Les pensionnaires sont hébergés dans des chambres, au 1er étage pour
les hommes et au second pour les femmes . Toutes les chambres sont
de 4 à 6 lits et 2 lavabos par chambre.
L’esprit général peut être résumé par « le pensionnaire doit être le
plus indépendant possible, il doit aller chercher ses soins de
rééducation »
Il reviendra aussi au pensionnaire de faire son lit chaque matin.
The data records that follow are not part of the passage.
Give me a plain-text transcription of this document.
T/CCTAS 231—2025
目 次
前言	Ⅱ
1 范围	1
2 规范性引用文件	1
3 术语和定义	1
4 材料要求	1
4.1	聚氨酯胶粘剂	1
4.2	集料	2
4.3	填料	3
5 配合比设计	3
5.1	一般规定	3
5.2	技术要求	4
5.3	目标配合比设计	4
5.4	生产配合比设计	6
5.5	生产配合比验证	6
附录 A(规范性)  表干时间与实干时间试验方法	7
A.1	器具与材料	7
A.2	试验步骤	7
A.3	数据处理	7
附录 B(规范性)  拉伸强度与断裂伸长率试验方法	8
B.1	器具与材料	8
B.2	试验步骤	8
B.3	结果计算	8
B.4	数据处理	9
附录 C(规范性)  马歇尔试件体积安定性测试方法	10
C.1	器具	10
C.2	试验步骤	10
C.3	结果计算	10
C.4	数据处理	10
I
Les soins d’hygiène sont assurés par les femmes de chambre qui , à cette époque
sont aussi femmes à tout faire : entre 2 coups de balai, elles assurent donc les
soins de nursing, la préparation et la distribution des médicaments, l’aide aux
repas ,et les soins de rééducation sphinctérienne ( suppo et doigtiers évacuateurs
)
Les infirmières , alors au nombre de 5 pour assurer la permanence 24h
sur 24 ,travaillent sous la responsabilité directe du médecin ;
l’infirmerie est située au rez de chaussée, à proximité du plateau
technique et de même que les pensionnaires doivent se rendre sur
celui-ci pour la kiné ou l’ergo, ils doivent venir , chacun à leur tour à
l’infirmerie, pour leur soins : c’est donc toute la journée une file de
patients en attente pour leur prise de sang, leur pansement, ou leur
lavage de vessie ; le matériel de soins est surtout en verre ou en inox,
nettoyé, décontaminé et stérilisé dans un bon vieux poupinel.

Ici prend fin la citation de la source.